The panels themselves are often interesting for the wrong reasons, most of them anthropological. We observe, for instance, that academics have not fallen under the spell of the clock: they tend to treat time-limits on individual presentations as an inside joke or a quaint suggestion. Audience members sometimes fall asleep: my old dissertation advisor would do this quite regularly. Nudged awake by his amused neighbor, he would smile good-naturedly and resume his gentle snoring, which never dampened the enthusiasm of the delinquent ignoring the clock. Discussants, particularly women from the subcontinent (for some reason, Delhi more than any other place), often give the impression that they eat their young, tearing into paper-presenters and colleagues with a ferocity that takes your breath away. (At a recent conference, one such spirited historian was asked by her co-panelist – a distinguished anthropologist – whether this was really necessary. ‘You’re a pompous ass,’ she shot back into an open microphone.) When you recover from your shock, you realize that these are people who take the business of being intellectuals extremely seriously. They believe their blathering matters in the world, even when they work on the minute details of Maratha taxation.

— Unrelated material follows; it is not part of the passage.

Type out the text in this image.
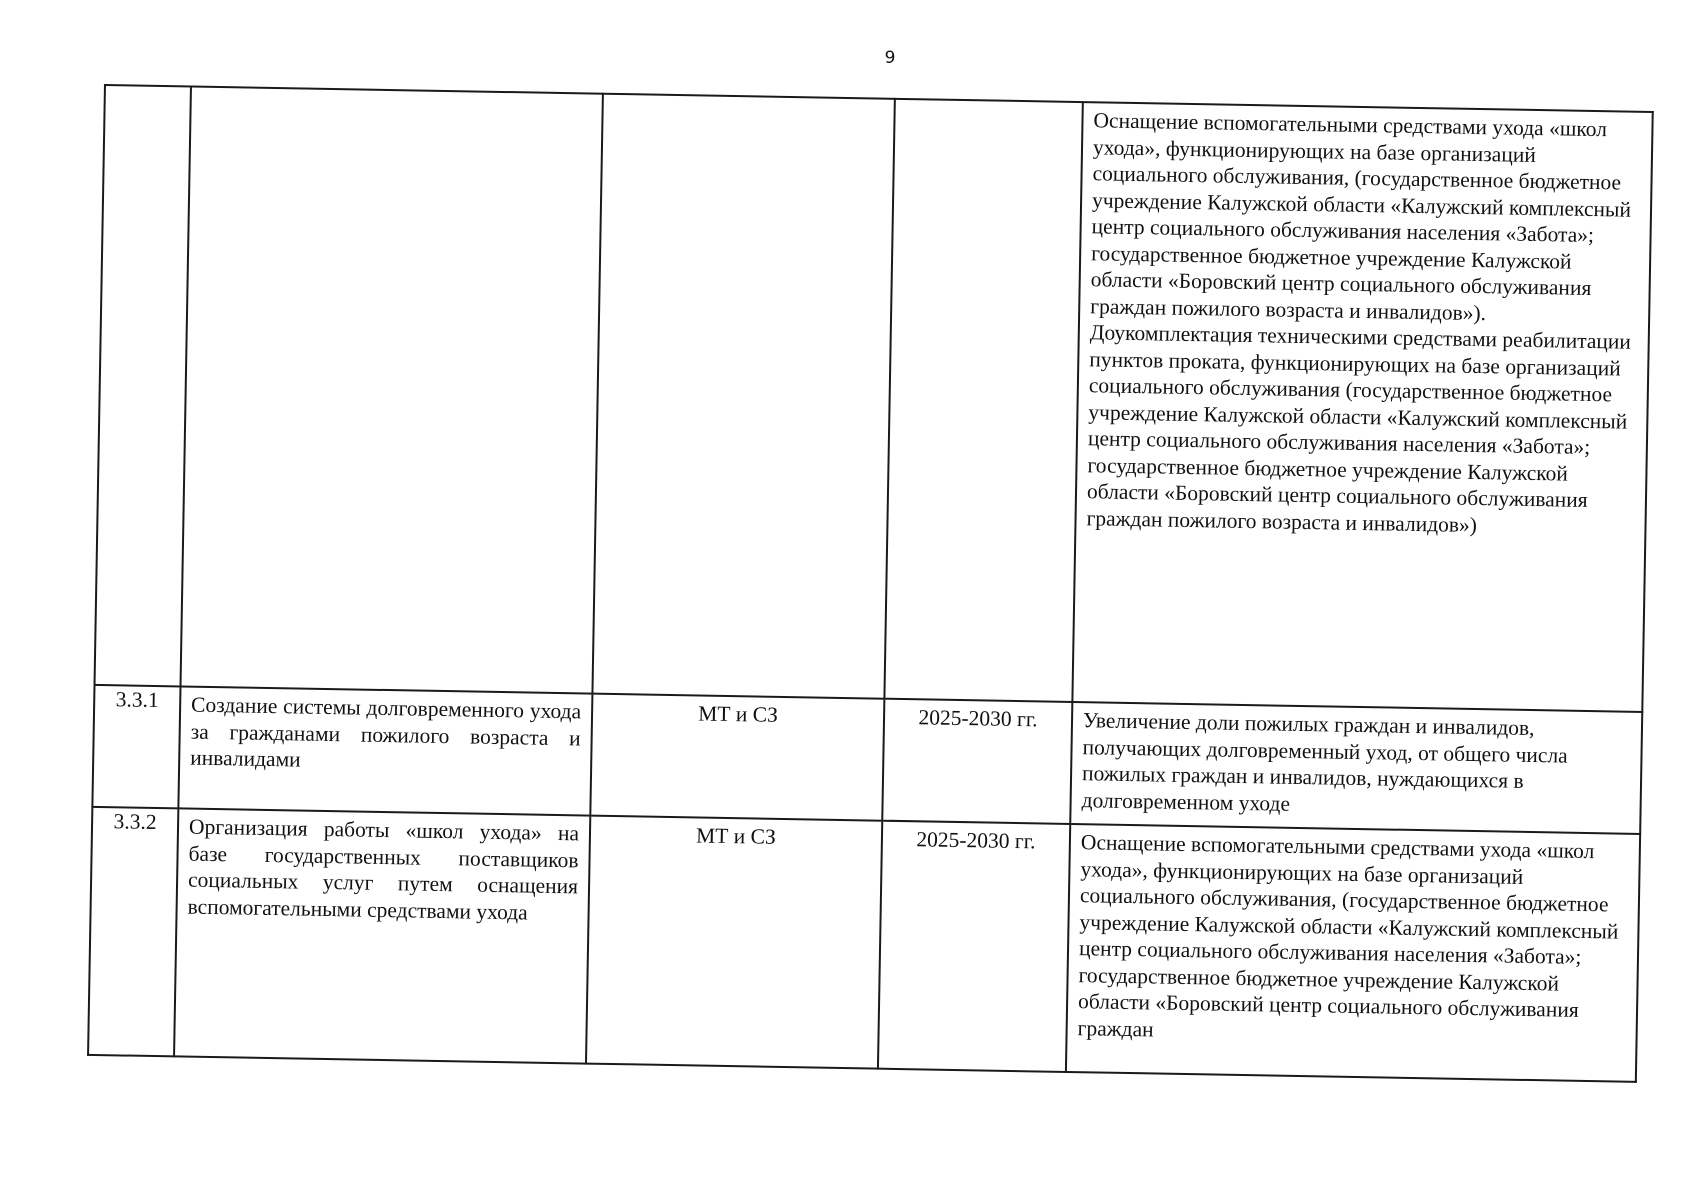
9
				Оснащение вспомогательными средствами ухода «школ ухода», функционирующих на базе организаций социального обслуживания, (государственное бюджетное учреждение Калужской области «Калужский комплексный центр социального обслуживания населения «Забота»; государственное бюджетное учреждение Калужской области «Боровский центр социального обслуживания граждан пожилого возраста и инвалидов»). Доукомплектация техническими средствами реабилитации пунктов проката, функционирующих на базе организаций социального обслуживания (государственное бюджетное учреждение Калужской области «Калужский комплексный центр социального обслуживания населения «Забота»; государственное бюджетное учреждение Калужской области «Боровский центр социального обслуживания граждан пожилого возраста и инвалидов»)
3.3.1	Создание системы долговременного ухода за гражданами пожилого возраста и инвалидами	МТ и СЗ	2025-2030 гг.	Увеличение доли пожилых граждан и инвалидов, получающих долговременный уход, от общего числа пожилых граждан и инвалидов, нуждающихся в долговременном уходе
3.3.2	Организация работы «школ ухода» на базе государственных поставщиков социальных услуг путем оснащения вспомогательными средствами ухода	МТ и СЗ	2025-2030 гг.	Оснащение вспомогательными средствами ухода «школ ухода», функционирующих на базе организаций социального обслуживания, (государственное бюджетное учреждение Калужской области «Калужский комплексный центр социального обслуживания населения «Забота»; государственное бюджетное учреждение Калужской области «Боровский центр социального обслуживания граждан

Not surprisingly, sooner or later at every conference worth its salt, comes the great Call For. This is an arcane concept and needs some explanation. The Call For is a paper presented, typically, by a big shot. But it is identified as such by a new member of the big shots’ club. The act of pointing it out is, in fact, a ritual of admission into the club. Following the conference, it will emerge – in an edited conference volume, or an article in the American Historical Review, or at least a well-received monograph – that in Washington/Philadelphia/Madison, so-and-so ‘called for us’ to chart some hair-raising new territory, like the intersection of caste, land revenue and Adorno in mid-nineteenth-century Bengal, or the marginality of left-handed women in nationalist narratives of penal transportation. Apparently, while my advisor slept and I doodled airplanes in my conference-issued stationary, the rest of the audience had thrilled to this clarion-call and gauntlet-throw, and some alert young scholar had recognized the paradigm shift. Now this individual had given the signal, and an army of South Asianists, shuddering with purpose and solidarity, was ready to march off into battle against no one in particular, giving the signaler a prominent place in its midst.

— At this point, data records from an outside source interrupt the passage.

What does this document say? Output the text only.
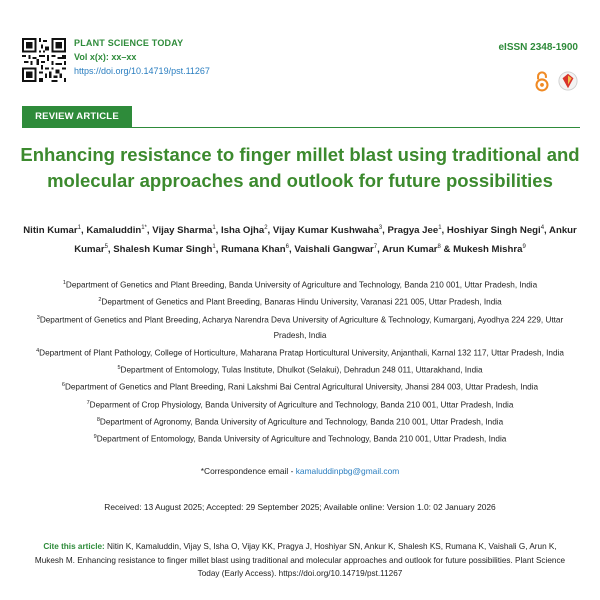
PLANT SCIENCE TODAY
Vol x(x): xx–xx
https://doi.org/10.14719/pst.11267
eISSN 2348-1900
REVIEW ARTICLE
Enhancing resistance to finger millet blast using traditional and
molecular approaches and outlook for future possibilities
Nitin Kumar$^1$, Kamaluddin$^{1*}$, Vijay Sharma$^1$, Isha Ojha$^2$, Vijay Kumar Kushwaha$^3$, Pragya Jee$^1$, Hoshiyar Singh Negi$^4$, Ankur Kumar$^5$, Shalesh Kumar Singh$^1$, Rumana Khan$^6$, Vaishali Gangwar$^7$, Arun Kumar$^8$ & Mukesh Mishra$^9$
$^1$Department of Genetics and Plant Breeding, Banda University of Agriculture and Technology, Banda 210 001, Uttar Pradesh, India
$^2$Department of Genetics and Plant Breeding, Banaras Hindu University, Varanasi 221 005, Uttar Pradesh, India
$^3$Department of Genetics and Plant Breeding, Acharya Narendra Deva University of Agriculture & Technology, Kumarganj, Ayodhya 224 229, Uttar Pradesh, India
$^4$Department of Plant Pathology, College of Horticulture, Maharana Pratap Horticultural University, Anjanthali, Karnal 132 117, Uttar Pradesh, India
$^5$Department of Entomology, Tulas Institute, Dhulkot (Selakui), Dehradun 248 011, Uttarakhand, India
$^6$Department of Genetics and Plant Breeding, Rani Lakshmi Bai Central Agricultural University, Jhansi 284 003, Uttar Pradesh, India
$^7$Deparment of Crop Physiology, Banda University of Agriculture and Technology, Banda 210 001, Uttar Pradesh, India
$^8$Department of Agronomy, Banda University of Agriculture and Technology, Banda 210 001, Uttar Pradesh, India
$^9$Department of Entomology, Banda University of Agriculture and Technology, Banda 210 001, Uttar Pradesh, India
*Correspondence email - kamaluddinpbg@gmail.com
Received: 13 August 2025; Accepted: 29 September 2025; Available online: Version 1.0: 02 January 2026
Cite this article: Nitin K, Kamaluddin, Vijay S, Isha O, Vijay KK, Pragya J, Hoshiyar SN, Ankur K, Shalesh KS, Rumana K, Vaishali G, Arun K, Mukesh M. Enhancing resistance to finger millet blast using traditional and molecular approaches and outlook for future possibilities. Plant Science Today (Early Access). https://doi.org/10.14719/pst.11267
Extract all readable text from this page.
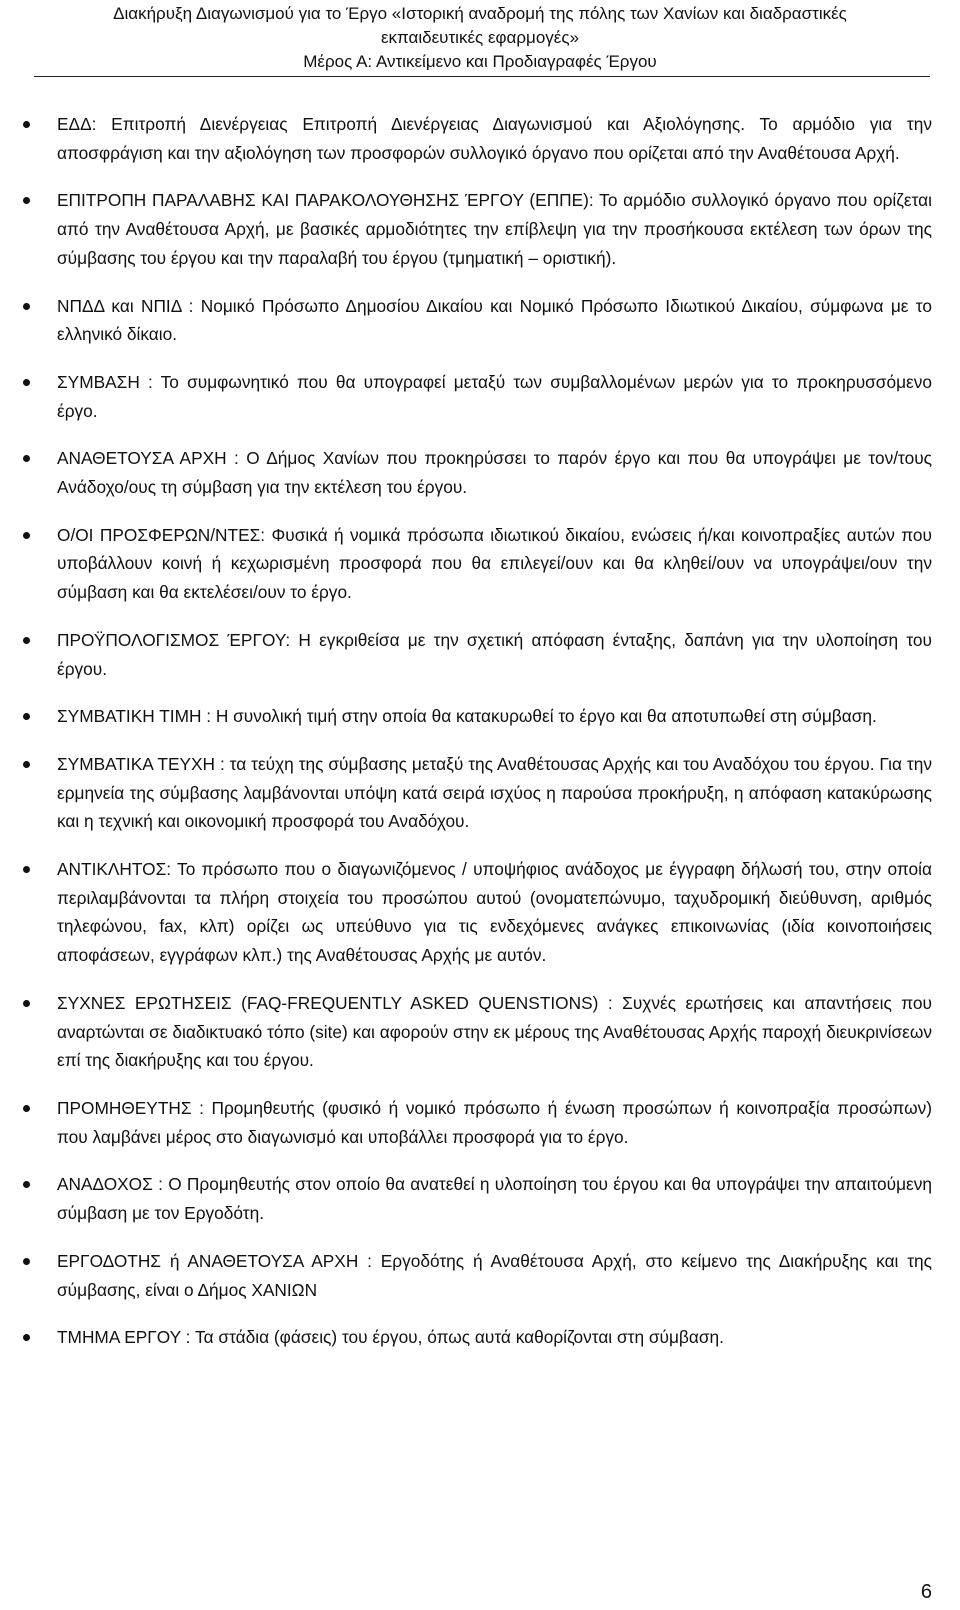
Διακήρυξη Διαγωνισμού για το Έργο «Ιστορική αναδρομή της πόλης των Χανίων και διαδραστικές
εκπαιδευτικές εφαρμογές»
Μέρος Α: Αντικείμενο και Προδιαγραφές Έργου
ΕΔΔ: Επιτροπή Διενέργειας Επιτροπή Διενέργειας Διαγωνισμού και Αξιολόγησης. Το αρμόδιο για την αποσφράγιση και την αξιολόγηση των προσφορών συλλογικό όργανο που ορίζεται από την Αναθέτουσα Αρχή.
ΕΠΙΤΡΟΠΗ ΠΑΡΑΛΑΒΗΣ ΚΑΙ ΠΑΡΑΚΟΛΟΥΘΗΣΗΣ ΈΡΓΟΥ (ΕΠΠΕ): Το αρμόδιο συλλογικό όργανο που ορίζεται από την Αναθέτουσα Αρχή, με βασικές αρμοδιότητες την επίβλεψη για την προσήκουσα εκτέλεση των όρων της σύμβασης του έργου και την παραλαβή του έργου (τμηματική – οριστική).
ΝΠΔΔ και ΝΠΙΔ : Νομικό Πρόσωπο Δημοσίου Δικαίου και Νομικό Πρόσωπο Ιδιωτικού Δικαίου, σύμφωνα με το ελληνικό δίκαιο.
ΣΥΜΒΑΣΗ : Το συμφωνητικό που θα υπογραφεί μεταξύ των συμβαλλομένων μερών για το προκηρυσσόμενο έργο.
ΑΝΑΘΕΤΟΥΣΑ ΑΡΧΗ : Ο Δήμος Χανίων που προκηρύσσει το παρόν έργο και που θα υπογράψει με τον/τους Ανάδοχο/ους τη σύμβαση για την εκτέλεση του έργου.
Ο/ΟΙ ΠΡΟΣΦΕΡΩΝ/ΝΤΕΣ: Φυσικά ή νομικά πρόσωπα ιδιωτικού δικαίου, ενώσεις ή/και κοινοπραξίες αυτών που υποβάλλουν κοινή ή κεχωρισμένη προσφορά που θα επιλεγεί/ουν και θα κληθεί/ουν να υπογράψει/ουν την σύμβαση και θα εκτελέσει/ουν το έργο.
ΠΡΟΫΠΟΛΟΓΙΣΜΟΣ ΈΡΓΟΥ: Η εγκριθείσα με την σχετική απόφαση ένταξης, δαπάνη για την υλοποίηση του έργου.
ΣΥΜΒΑΤΙΚΗ ΤΙΜΗ : Η συνολική τιμή στην οποία θα κατακυρωθεί το έργο και θα αποτυπωθεί στη σύμβαση.
ΣΥΜΒΑΤΙΚΑ ΤΕΥΧΗ : τα τεύχη της σύμβασης μεταξύ της Αναθέτουσας Αρχής και του Αναδόχου του έργου. Για την ερμηνεία της σύμβασης λαμβάνονται υπόψη κατά σειρά ισχύος η παρούσα προκήρυξη, η απόφαση κατακύρωσης και η τεχνική και οικονομική προσφορά του Αναδόχου.
ΑΝΤΙΚΛΗΤΟΣ: Το πρόσωπο που ο διαγωνιζόμενος / υποψήφιος ανάδοχος με έγγραφη δήλωσή του, στην οποία περιλαμβάνονται τα πλήρη στοιχεία του προσώπου αυτού (ονοματεπώνυμο, ταχυδρομική διεύθυνση, αριθμός τηλεφώνου, fax, κλπ) ορίζει ως υπεύθυνο για τις ενδεχόμενες ανάγκες επικοινωνίας (ιδία κοινοποιήσεις αποφάσεων, εγγράφων κλπ.) της Αναθέτουσας Αρχής με αυτόν.
ΣΥΧΝΕΣ ΕΡΩΤΗΣΕΙΣ (FAQ-FREQUENTLY ASKED QUENSTIONS) : Συχνές ερωτήσεις και απαντήσεις που αναρτώνται σε διαδικτυακό τόπο (site) και αφορούν στην εκ μέρους της Αναθέτουσας Αρχής παροχή διευκρινίσεων επί της διακήρυξης και του έργου.
ΠΡΟΜΗΘΕΥΤΗΣ : Προμηθευτής (φυσικό ή νομικό πρόσωπο ή ένωση προσώπων ή κοινοπραξία προσώπων) που λαμβάνει μέρος στο διαγωνισμό και υποβάλλει προσφορά για το έργο.
ΑΝΑΔΟΧΟΣ : Ο Προμηθευτής στον οποίο θα ανατεθεί η υλοποίηση του έργου και θα υπογράψει την απαιτούμενη σύμβαση με τον Εργοδότη.
ΕΡΓΟΔΟΤΗΣ ή ΑΝΑΘΕΤΟΥΣΑ ΑΡΧΗ : Εργοδότης ή Αναθέτουσα Αρχή, στο κείμενο της Διακήρυξης και της σύμβασης, είναι ο Δήμος ΧΑΝΙΩΝ
ΤΜΗΜΑ ΕΡΓΟΥ : Τα στάδια (φάσεις) του έργου, όπως αυτά καθορίζονται στη σύμβαση.
6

Conferences are, I find, rather lonely spaces – even Madison. The longer they last, the more depressing they become. This is, no doubt, due to my inability to regard my own profession with the required seriousness. But it is also because conferences bring out the eroded condition of friendships and old loves, and the fraudulent nature of collegiality, which seldom rises higher than one-upmanship, narcissism and cliquish behavior of the sort patented by middle-schoolers. In the worst cases, you find yourself doing it too. I’m always happy to leave and take a shower.